California drought the worst in 1,200 years

Human-induced climate change to be blamed for extreme weather

 
By Priyanka Singh
Published: Wednesday 10 December 2014

Located in Shasta County, Shasta Lake is the largest manmade reservoir in California, with a capacity of 4,552,000 acre-feet. These photos, taken in February, 2014 and October, 2014, illustrate the declining water levels in the reservoir

The three year drought in California from 2012 to 2014 has been the most intense in at least 1,200 years, according to a new paper  published in the journal Geophysical Research Letters by climate scientists. 

The scientists, Daniel Griffin, an assistant professor in the Department of Geography, Environment and Society at the University of Minnesota, and Kevin Anchukaitis, an assistant scientist at Woods Hole Oceanographic Institution, studied ring cores of blue oak trees collected from southern and central California. These trees are considered good rain gauges because of their high sensitivity to moisture which is reflected vividly in the tree rings, the scientists were quoted as saying in a website, phys.org.  They also estimated the severity of the drought by comparing data from the North American Drought Atlas and National NOAA’s estimates of the Palmer Drought Severity Index, an estimate of available soil moisture, to compare the present drought with previous droughts over a millennium.  While the current level of rainfall deficit is not unusual but when combined sustained high temperatures, it led to the current, prolonged drought, says the report.
 
Another study, conducted by Stanford University, has, meanwhile linked the California drought to climate change.
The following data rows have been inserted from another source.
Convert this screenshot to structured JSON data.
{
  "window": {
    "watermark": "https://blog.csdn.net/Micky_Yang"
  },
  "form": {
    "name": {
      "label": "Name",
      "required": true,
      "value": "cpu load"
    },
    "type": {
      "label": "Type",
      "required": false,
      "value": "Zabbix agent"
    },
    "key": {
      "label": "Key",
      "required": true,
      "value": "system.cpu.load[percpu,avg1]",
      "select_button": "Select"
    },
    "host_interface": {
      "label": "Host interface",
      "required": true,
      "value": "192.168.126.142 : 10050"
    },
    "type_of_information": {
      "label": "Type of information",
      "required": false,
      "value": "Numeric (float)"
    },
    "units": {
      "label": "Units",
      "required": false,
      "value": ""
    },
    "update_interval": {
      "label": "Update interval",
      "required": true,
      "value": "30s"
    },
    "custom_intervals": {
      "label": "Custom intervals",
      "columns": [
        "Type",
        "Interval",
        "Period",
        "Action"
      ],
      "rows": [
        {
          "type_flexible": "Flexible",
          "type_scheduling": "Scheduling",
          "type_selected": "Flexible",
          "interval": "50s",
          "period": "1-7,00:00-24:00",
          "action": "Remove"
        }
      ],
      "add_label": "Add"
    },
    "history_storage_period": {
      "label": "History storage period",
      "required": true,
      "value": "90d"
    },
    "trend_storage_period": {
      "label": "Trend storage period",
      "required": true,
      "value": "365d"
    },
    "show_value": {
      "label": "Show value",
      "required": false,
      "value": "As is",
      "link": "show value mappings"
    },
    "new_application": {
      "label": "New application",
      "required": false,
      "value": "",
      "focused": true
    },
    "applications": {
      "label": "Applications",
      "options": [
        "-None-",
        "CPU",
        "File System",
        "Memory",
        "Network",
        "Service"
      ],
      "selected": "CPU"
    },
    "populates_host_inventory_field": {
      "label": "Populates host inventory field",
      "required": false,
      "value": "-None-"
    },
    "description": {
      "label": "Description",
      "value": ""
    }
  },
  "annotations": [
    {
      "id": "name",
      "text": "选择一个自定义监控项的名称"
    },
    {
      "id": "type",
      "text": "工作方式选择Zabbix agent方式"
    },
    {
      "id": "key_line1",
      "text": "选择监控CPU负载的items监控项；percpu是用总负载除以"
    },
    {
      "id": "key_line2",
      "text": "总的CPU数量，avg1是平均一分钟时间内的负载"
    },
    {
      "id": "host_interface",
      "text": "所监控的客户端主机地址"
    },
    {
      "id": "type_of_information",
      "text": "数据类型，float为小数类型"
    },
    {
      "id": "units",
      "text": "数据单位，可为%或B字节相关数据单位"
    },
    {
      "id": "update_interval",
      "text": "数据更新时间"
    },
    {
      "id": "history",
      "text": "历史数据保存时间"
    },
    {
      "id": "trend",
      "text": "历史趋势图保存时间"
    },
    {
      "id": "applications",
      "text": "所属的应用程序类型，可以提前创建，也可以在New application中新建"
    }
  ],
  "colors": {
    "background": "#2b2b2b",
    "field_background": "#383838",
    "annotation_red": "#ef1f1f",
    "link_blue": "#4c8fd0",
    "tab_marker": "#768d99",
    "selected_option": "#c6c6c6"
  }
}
The scientists who carried out the research observed that the atmospheric conditions associated with the drought are 'very likely' linked to human-caused climate change.

The scientists used computer stimulations and statistical techniques to show that a persistent region of high atmospheric pressure hovering over the Pacific Ocean that diverted storms away from California was much more likely to form in the presence of greenhouse gas concentrations. 

"Our research finds that extreme atmospheric high pressure in this region – which is strongly linked to unusually low precipitation in California – is much more likely to occur today than prior to the human emission of greenhouse gases that began during the Industrial Revolution in the 1800s," said lead author Noah Diffenbaugh, an associate professor of environmental Earth system science at Stanford and a senior fellow at the Stanford Woods Institute for the Environment, said in a Stanford news report.

Heat waves in Europe

The UK Met Office, has meanwhile, predicted a 10-fold increase in warm summers and heat waves in Europe because of climate change. The findings published in online journal Nature Climate Change, says warm summers will increase from twice a century to twice a decade, while extreme heatwaves like the one experienced in 2003 that is estimated to have killed 70,000 people in Europe, will occur once a century instead of once every 1,000 years.
 
The study defined an extreme summer as one that is 1.6 degrees Celsius (2.9 Fahrenheit) above the average for 1961-90. In the last decade, average summers in Europe have warmed by 0.81 degree C, the study says.

And if emissions continue to rise, the occurrence of heatwaves could increase further to every other year by the 2040s. Severe heatwaves in the past decade such as the ones in Moscow in 2010, Texas in 2011 and the Australian ‘angry summer’ of 2012-2013 were characterized by long duration, large spatial extent and catastrophic impacts.